Is GSM a blackbox in OpenMoko

Shawn Rutledge shawn.t.rutledge at gmail.com
Fri Dec 14 22:32:34 CET 2007


On Dec 14, 2007 8:04 AM, Torsten Schlabach <tschlabach at gmx.net> wrote:
> There is for example somthing in Bluetooth called "SIM access profile"
> which is a mean to share a SIM card over Bluetooth. This is used by some
> built-in car phones (not to mix up with simple hands-free sets, which
> just transmit the audio over the Bluetooth connection) which read the
> SIM card of the mobile in your pocket when you enter the car.
>
> I was looking at implementing whatever mechanism where I could host a
> SIM card that I legally own on a server and communicate with that SIM
> card over whatever network connection (WiFi if available, maybe UMTS,
> Bluetooth, ...).

If it can be done via SIM access profile, it could also be done on a
server as you suggest.  So the GSM module must provide some AT
commands to access whatever you need in order to implement SIM access
profile, right?  They probably consider that as long as the card is
"live" (actually connected to a card reader) and the exchange of
information (challenge/response) is the same as it would be if the
card were physically connected to the radio that is using it, then the
security is preserved.  The communications with the card are not
secret, but the key which the card stores is the secret, and the
communication stream does not reveal it.

So why don't you investigate how to do that?  First figure out how to
implement SIM access profile (specs for that from the Bluetooth SIG
would probably explain how.)  Then you have code which would work just
as well on a server that has a GSM module connected via serial line,
and a Bluetooth dongle for the SIM access.  (You can buy a GSM module
from SparkFun for that, and probably connect it via one of those
DLP-232 USB-to-serial cables.)  Then, maybe figure out how to do the
same communications with the SIM card, with a simple USB SIM card
reader, so that the extra GSM module is not required (since it's only
being used as a card reader, effectively).

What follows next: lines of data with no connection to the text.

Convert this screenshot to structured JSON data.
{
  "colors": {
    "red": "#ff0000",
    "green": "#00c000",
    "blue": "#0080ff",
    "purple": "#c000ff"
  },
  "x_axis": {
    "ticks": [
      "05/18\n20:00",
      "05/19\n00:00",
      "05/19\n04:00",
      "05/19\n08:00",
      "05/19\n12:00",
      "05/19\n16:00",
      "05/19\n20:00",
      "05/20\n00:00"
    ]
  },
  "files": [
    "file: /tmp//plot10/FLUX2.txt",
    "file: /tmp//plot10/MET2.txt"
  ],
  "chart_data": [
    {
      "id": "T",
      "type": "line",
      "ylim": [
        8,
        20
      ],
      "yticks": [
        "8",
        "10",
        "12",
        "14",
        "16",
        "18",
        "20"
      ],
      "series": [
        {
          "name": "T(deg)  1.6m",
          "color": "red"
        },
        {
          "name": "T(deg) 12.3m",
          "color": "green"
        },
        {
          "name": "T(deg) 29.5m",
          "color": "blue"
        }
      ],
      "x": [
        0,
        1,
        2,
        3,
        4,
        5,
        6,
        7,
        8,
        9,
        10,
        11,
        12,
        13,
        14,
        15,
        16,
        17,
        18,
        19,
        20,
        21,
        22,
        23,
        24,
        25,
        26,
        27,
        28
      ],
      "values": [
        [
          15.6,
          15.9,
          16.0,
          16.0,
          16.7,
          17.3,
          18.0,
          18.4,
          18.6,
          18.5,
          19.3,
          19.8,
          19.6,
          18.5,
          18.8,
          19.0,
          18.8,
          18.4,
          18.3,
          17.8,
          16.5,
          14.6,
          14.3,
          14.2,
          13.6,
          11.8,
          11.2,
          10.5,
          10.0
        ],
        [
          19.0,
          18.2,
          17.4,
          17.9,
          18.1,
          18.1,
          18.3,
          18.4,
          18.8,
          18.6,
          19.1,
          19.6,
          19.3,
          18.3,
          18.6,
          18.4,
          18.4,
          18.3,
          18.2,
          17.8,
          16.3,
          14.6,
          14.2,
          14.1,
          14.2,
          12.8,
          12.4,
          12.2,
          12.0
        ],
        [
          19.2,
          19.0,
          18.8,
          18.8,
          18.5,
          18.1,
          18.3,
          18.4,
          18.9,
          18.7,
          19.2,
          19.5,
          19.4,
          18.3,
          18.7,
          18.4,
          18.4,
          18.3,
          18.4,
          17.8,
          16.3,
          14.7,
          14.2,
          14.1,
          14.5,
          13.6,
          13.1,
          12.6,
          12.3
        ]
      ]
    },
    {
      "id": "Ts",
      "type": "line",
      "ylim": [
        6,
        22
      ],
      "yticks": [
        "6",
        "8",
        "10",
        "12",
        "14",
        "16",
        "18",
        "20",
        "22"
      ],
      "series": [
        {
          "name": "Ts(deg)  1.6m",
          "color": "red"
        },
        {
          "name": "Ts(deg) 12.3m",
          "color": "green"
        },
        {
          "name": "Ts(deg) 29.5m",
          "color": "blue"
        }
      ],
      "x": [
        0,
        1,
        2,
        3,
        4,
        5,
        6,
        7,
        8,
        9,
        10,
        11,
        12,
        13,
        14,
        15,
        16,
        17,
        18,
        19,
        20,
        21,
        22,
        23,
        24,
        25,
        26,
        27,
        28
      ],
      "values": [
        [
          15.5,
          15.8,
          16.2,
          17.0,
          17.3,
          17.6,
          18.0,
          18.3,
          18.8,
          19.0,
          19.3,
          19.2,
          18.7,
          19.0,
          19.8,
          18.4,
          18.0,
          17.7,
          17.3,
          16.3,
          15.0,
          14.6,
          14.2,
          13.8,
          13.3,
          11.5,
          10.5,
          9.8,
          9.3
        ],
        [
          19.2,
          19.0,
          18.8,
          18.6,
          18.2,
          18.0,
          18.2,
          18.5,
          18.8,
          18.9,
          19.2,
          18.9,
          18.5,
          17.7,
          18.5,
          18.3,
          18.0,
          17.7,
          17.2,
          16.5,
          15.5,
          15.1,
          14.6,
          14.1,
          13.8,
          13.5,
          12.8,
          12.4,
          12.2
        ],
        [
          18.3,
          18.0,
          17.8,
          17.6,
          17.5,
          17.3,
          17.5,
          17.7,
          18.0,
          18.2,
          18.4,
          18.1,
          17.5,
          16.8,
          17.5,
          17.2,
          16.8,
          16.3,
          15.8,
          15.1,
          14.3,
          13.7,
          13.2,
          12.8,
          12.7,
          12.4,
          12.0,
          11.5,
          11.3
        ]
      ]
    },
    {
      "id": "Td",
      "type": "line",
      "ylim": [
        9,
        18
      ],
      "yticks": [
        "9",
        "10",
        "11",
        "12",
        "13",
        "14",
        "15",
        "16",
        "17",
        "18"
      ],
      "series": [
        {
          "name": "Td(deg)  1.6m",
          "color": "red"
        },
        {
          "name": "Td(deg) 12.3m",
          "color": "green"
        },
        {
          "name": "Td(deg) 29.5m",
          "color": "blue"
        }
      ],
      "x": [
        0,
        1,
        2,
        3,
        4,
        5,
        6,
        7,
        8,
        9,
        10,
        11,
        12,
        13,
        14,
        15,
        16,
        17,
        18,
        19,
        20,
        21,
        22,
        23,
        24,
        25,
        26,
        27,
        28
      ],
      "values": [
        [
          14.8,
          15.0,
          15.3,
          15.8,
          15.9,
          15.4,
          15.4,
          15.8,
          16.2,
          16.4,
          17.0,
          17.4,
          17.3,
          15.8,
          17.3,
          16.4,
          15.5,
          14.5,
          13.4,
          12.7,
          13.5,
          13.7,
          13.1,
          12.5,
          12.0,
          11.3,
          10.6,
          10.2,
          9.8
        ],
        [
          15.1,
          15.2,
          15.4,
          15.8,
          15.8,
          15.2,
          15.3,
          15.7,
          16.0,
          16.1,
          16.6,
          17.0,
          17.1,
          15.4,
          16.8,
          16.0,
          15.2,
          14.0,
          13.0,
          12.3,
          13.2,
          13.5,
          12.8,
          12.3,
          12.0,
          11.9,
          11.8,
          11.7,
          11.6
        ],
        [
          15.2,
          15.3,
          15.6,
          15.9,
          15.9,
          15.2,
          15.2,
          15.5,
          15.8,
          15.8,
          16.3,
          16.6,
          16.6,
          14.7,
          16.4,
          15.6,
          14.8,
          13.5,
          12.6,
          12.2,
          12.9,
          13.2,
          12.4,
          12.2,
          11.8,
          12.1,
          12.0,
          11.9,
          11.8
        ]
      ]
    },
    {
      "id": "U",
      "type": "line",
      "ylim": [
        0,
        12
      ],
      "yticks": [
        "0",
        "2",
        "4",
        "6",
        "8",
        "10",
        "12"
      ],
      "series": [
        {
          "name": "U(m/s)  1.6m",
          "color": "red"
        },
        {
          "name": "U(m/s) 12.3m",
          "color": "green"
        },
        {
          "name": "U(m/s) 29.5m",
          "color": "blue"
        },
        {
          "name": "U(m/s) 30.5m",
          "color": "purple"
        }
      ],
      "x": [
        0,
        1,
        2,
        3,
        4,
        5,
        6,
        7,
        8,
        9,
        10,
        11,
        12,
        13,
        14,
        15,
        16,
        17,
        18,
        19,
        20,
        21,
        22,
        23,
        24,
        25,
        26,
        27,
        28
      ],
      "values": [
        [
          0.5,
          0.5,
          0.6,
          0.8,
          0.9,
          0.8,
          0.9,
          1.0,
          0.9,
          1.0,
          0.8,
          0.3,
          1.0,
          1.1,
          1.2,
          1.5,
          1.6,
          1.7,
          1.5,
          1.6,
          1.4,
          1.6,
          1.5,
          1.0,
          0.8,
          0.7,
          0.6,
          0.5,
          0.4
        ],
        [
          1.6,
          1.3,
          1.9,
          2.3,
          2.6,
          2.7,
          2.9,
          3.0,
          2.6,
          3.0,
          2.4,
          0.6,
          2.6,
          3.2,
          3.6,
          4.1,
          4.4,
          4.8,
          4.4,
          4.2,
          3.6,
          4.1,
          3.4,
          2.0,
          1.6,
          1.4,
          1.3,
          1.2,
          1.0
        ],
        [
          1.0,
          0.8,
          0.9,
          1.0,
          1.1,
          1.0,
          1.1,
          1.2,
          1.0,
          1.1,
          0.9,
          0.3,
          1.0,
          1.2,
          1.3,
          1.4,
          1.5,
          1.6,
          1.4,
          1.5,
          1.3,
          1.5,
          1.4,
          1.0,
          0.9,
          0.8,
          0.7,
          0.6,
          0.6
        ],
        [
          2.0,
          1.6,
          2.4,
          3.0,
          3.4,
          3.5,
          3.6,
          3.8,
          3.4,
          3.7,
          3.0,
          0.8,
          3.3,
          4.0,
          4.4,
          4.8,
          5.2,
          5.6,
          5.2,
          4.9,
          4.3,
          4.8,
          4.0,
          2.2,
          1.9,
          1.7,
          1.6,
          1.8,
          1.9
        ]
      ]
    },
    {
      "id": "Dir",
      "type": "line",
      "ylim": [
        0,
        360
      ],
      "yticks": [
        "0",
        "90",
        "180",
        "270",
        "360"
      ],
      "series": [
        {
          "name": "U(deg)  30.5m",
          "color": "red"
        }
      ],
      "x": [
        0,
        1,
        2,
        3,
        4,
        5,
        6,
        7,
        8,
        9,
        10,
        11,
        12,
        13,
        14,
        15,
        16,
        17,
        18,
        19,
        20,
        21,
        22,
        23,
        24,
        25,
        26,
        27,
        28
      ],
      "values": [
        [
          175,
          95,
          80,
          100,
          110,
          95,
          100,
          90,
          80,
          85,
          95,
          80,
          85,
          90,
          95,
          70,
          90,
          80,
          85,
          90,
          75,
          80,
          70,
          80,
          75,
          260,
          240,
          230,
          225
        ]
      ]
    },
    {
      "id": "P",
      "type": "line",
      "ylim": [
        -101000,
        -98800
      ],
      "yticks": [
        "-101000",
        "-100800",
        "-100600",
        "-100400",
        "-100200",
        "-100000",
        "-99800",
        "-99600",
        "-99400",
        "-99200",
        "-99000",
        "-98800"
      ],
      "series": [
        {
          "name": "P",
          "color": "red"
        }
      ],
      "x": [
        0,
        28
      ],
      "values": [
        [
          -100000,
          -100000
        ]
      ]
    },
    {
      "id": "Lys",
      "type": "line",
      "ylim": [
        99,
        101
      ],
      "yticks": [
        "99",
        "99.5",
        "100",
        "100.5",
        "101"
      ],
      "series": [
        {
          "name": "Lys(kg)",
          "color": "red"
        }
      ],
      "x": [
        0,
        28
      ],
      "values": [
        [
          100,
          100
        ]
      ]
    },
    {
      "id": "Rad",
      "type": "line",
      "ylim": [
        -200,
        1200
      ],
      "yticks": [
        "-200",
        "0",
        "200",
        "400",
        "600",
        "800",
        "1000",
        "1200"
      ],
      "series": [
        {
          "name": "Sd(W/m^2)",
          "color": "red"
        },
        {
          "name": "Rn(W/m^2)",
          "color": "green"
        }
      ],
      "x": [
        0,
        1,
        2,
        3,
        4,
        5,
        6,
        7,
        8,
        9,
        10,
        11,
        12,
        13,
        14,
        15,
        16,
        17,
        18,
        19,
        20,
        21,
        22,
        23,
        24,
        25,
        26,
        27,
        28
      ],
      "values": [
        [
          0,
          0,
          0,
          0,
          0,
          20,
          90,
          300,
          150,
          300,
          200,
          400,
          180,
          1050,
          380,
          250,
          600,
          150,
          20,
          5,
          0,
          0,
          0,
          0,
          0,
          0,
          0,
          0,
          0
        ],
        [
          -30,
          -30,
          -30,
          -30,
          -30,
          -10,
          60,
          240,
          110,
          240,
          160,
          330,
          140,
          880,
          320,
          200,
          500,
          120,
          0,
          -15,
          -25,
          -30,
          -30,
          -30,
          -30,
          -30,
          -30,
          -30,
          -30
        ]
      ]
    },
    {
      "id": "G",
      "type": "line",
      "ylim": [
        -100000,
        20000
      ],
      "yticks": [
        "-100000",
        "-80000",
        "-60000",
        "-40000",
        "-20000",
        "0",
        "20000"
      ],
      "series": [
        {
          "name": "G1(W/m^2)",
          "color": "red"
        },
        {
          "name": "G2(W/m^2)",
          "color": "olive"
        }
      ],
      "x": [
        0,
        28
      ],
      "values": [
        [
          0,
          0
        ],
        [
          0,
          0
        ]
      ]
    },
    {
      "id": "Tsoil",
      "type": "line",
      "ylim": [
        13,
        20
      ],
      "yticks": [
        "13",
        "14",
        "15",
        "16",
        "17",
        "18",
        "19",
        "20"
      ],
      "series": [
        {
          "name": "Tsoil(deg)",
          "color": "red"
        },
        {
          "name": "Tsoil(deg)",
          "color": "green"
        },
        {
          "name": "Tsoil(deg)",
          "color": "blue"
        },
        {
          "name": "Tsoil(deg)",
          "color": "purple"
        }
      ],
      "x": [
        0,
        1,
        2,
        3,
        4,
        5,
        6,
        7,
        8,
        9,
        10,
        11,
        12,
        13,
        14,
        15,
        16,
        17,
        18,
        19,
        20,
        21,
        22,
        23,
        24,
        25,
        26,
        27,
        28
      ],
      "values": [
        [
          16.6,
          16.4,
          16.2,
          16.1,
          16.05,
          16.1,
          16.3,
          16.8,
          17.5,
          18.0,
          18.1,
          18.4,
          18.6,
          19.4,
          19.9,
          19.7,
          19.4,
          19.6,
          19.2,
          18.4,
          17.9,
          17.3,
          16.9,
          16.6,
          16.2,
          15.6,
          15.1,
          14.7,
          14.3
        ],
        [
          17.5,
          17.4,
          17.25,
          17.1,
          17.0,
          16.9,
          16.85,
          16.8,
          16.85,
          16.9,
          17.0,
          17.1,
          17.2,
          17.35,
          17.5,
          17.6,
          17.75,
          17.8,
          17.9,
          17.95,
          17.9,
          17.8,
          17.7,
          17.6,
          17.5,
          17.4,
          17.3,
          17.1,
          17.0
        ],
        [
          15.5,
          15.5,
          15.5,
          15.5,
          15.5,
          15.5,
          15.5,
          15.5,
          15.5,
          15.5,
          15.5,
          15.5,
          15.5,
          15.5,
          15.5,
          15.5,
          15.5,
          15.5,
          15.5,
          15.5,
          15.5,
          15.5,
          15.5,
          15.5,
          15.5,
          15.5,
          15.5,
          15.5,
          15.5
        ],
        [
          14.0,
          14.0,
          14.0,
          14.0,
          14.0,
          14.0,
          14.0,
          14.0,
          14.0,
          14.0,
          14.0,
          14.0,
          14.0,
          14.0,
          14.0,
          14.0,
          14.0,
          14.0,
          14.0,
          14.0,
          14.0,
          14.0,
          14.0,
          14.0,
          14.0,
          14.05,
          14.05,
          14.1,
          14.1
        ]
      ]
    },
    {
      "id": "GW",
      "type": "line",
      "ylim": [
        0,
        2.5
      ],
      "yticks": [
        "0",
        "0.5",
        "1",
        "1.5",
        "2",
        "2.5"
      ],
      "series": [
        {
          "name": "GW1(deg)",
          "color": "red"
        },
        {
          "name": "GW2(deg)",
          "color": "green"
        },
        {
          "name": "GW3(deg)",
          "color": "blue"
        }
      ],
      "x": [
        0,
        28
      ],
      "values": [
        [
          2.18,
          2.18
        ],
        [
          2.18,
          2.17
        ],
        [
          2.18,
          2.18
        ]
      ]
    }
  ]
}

> But as I cannot hook the communication between the GSM modem and the SIM
> card (which is some kind of serial line connection) I have no means of
> doing that.

Not directly with existing FIC hardware, but you could get out your
spectrum analyzer and monitor the communications.  But it's
cryptography... it's not meant to be easy to crack.  But if you only
want  to provide a "wireless extension cable" to the physical SIM,
that's already sanctioned.

Another idea would be to use a GSM module with an Asterisk server.
Then you could use that virtual phone from anywhere that you have
network access to reach the server.  (But then you could also buy VOIP
termination service, to virtualize it completely... so how is it
better to use GSM?)  If you wanted to use it remotely, without a
pre-existing network connection, it's a chicken/egg problem... you
need the network in order to access the SIM remotely, but you're not
going to have GPRS until you access the SIM.